En sevdiğiniz oyun nedir?

Geçenlerde Sabit Fikir dergisinden bir soru sordular: En sevdiğiniz oyun nedir?

Dünya edebiyatının önde gelen isimlerinin oyunbaz hallerinden yola çıkmış, minik bir dosya için soruldu soru. Masabaşı oyunlarından sokak oyunlarına türlü cevap verilebilirdi.

Benim en sevdiğim oyun hep kelimelerle, harflerle oldu. Galiba biraz da o yüzden “cevabınız sekiz-dokuz kelimeden oluşsun” kısmına takılıp oynadım oyunumu. Cevabım aşağıda.

Pek sevdiğim Nabokov’un satranç oynarken çekilmiş bir fotoğrafıyla birlikte ben de size sorayım: En sevdiğiniz oyun nedir?

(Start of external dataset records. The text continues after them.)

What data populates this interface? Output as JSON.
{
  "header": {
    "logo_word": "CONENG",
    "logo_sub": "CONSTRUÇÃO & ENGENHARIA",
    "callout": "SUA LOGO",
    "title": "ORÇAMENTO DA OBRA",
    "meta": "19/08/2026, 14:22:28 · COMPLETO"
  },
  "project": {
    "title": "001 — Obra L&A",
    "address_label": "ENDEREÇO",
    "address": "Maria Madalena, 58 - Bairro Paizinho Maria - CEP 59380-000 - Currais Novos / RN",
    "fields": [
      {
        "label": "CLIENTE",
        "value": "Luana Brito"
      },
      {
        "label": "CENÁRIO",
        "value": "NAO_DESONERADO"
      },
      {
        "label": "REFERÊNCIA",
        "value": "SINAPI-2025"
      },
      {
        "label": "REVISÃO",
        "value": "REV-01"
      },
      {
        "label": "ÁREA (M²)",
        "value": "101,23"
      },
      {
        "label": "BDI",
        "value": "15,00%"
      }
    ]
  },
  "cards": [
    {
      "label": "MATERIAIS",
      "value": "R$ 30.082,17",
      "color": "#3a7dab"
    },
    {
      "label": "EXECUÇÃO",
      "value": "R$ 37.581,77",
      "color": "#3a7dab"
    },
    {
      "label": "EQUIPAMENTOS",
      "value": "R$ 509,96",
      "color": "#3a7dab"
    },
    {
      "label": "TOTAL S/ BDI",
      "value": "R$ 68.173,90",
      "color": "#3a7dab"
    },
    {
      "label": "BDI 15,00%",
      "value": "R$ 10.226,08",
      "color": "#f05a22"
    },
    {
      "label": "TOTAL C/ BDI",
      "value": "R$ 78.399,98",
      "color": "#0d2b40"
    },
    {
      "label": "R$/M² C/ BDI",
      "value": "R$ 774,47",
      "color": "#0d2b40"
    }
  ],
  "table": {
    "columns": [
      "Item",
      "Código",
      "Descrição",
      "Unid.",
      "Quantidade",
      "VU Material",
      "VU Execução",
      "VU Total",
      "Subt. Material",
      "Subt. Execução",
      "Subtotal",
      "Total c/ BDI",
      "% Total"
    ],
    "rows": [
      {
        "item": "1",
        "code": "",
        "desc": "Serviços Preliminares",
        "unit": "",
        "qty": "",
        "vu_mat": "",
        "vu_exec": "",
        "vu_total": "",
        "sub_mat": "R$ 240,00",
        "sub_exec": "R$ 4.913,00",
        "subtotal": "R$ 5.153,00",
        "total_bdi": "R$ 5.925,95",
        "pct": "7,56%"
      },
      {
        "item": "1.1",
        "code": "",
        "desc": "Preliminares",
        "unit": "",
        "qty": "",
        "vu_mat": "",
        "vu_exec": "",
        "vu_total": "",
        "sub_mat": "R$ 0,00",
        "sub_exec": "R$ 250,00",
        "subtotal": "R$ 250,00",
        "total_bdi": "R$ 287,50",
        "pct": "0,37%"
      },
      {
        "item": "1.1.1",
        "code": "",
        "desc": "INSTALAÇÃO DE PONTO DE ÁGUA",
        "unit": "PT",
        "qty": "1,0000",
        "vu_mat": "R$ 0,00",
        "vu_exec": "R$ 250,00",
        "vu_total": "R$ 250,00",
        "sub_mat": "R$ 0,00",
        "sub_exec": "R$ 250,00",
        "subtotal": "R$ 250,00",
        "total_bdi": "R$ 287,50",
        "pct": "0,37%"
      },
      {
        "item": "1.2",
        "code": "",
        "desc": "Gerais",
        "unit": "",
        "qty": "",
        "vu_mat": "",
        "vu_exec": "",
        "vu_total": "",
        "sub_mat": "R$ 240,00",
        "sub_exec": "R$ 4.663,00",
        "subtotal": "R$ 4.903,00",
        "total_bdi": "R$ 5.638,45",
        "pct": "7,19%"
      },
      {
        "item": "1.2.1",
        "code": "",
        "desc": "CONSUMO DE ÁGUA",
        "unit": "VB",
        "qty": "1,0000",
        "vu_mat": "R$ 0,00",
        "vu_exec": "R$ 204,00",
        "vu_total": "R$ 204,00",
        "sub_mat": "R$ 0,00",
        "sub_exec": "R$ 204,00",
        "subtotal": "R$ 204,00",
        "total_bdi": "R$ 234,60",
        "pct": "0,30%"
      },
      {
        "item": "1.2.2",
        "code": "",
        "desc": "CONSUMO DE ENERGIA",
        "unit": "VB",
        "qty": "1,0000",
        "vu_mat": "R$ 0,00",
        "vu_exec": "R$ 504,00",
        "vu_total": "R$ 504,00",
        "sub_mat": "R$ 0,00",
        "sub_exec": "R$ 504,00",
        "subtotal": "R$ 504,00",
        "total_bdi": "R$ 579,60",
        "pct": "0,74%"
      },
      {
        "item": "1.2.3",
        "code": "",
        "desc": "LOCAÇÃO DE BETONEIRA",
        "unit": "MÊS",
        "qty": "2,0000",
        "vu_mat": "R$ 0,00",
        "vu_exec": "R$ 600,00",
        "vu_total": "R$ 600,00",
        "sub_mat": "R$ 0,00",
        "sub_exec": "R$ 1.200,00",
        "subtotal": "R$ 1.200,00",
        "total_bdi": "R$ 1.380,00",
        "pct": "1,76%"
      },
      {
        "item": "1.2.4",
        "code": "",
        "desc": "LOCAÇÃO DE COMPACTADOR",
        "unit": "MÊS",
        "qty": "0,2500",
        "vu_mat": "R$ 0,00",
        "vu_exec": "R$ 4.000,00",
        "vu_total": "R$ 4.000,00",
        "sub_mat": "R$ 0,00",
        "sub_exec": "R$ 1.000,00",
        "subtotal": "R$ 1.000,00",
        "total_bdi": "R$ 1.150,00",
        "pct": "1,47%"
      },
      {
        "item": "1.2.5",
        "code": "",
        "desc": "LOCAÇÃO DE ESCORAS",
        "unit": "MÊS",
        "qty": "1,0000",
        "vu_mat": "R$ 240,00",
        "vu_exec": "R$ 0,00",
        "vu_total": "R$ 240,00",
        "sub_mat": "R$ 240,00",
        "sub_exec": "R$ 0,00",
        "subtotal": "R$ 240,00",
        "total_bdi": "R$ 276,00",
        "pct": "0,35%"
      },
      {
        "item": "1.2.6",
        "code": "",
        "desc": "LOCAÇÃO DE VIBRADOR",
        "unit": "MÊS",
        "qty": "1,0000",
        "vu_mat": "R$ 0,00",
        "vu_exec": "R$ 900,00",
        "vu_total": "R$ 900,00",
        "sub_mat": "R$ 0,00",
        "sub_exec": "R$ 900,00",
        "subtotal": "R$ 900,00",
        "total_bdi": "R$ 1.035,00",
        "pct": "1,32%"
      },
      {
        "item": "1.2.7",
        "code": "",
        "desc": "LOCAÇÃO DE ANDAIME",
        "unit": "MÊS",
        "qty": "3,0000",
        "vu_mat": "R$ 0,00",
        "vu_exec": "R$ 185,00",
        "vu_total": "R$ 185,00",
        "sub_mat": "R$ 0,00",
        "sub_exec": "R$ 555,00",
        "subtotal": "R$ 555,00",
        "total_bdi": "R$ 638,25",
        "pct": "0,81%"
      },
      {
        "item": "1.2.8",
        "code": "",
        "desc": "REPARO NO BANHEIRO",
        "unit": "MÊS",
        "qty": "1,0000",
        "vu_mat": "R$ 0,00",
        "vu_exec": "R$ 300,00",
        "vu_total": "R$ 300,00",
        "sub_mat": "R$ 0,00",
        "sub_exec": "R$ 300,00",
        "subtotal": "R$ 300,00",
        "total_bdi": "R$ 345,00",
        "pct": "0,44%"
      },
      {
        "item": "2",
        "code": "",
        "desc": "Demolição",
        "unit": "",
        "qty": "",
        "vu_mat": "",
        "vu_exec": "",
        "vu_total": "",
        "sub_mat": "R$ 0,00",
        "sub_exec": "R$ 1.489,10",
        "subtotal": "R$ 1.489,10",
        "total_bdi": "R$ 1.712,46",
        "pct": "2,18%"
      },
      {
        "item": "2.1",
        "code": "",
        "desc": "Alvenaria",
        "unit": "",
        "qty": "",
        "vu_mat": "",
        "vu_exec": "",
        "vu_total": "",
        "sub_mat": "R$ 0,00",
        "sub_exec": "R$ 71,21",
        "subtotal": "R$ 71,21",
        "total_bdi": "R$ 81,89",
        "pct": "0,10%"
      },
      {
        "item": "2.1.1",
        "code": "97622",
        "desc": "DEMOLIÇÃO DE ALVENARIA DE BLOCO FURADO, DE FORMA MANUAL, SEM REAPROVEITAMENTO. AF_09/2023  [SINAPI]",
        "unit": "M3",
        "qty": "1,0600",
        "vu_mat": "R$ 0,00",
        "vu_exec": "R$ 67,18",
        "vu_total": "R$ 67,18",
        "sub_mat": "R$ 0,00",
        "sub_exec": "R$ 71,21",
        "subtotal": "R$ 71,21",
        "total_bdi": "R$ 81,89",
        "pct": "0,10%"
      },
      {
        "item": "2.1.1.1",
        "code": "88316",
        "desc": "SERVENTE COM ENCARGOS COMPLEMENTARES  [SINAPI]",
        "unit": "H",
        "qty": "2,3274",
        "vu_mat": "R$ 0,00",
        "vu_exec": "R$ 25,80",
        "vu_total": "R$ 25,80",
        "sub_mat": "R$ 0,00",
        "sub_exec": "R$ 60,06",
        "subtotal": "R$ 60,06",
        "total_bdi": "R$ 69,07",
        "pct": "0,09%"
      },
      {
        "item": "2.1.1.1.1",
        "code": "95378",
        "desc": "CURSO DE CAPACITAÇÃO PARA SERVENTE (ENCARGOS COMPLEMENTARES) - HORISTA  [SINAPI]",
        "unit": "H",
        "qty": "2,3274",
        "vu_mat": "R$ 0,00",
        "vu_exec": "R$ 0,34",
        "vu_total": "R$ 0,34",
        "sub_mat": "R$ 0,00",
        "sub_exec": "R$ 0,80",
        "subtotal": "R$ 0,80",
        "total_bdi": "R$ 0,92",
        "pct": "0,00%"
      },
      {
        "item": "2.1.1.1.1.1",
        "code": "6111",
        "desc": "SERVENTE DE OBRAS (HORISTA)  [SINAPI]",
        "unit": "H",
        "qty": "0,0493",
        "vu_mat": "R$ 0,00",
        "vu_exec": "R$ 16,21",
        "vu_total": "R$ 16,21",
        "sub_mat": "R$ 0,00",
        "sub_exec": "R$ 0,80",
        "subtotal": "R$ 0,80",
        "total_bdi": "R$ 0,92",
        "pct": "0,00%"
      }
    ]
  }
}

“En sevdiğiniz oyun nedir?” sorusu yanında bilgilerle
birlikte geldi. Örnek oyunlar vardı parantez içinde: Scrabble ve masa tenisi
gibi. Hemen sahiplendim bu iki oyuna. İkisini de severim çünkü. Birinde
vasatım, birinde başarı oranım daha yüksek. Ama sanırım daha çok sevdiğim
(tıpkı parantez içi bilgilere sahiplenme anında olduğu gibi) kelimelerle,
yazıyla ve bilgiyle oynamak. Okuduklarımla oynadığım oyunlar. Yazarların bana
oynadığı oyunlarda kaybolma anlarım. “Sekiz ya da dokuz cümleden oluşsun
cevabınız,” yazan maille oynadığım oyuna dokuzuncu cümlede veda edişim.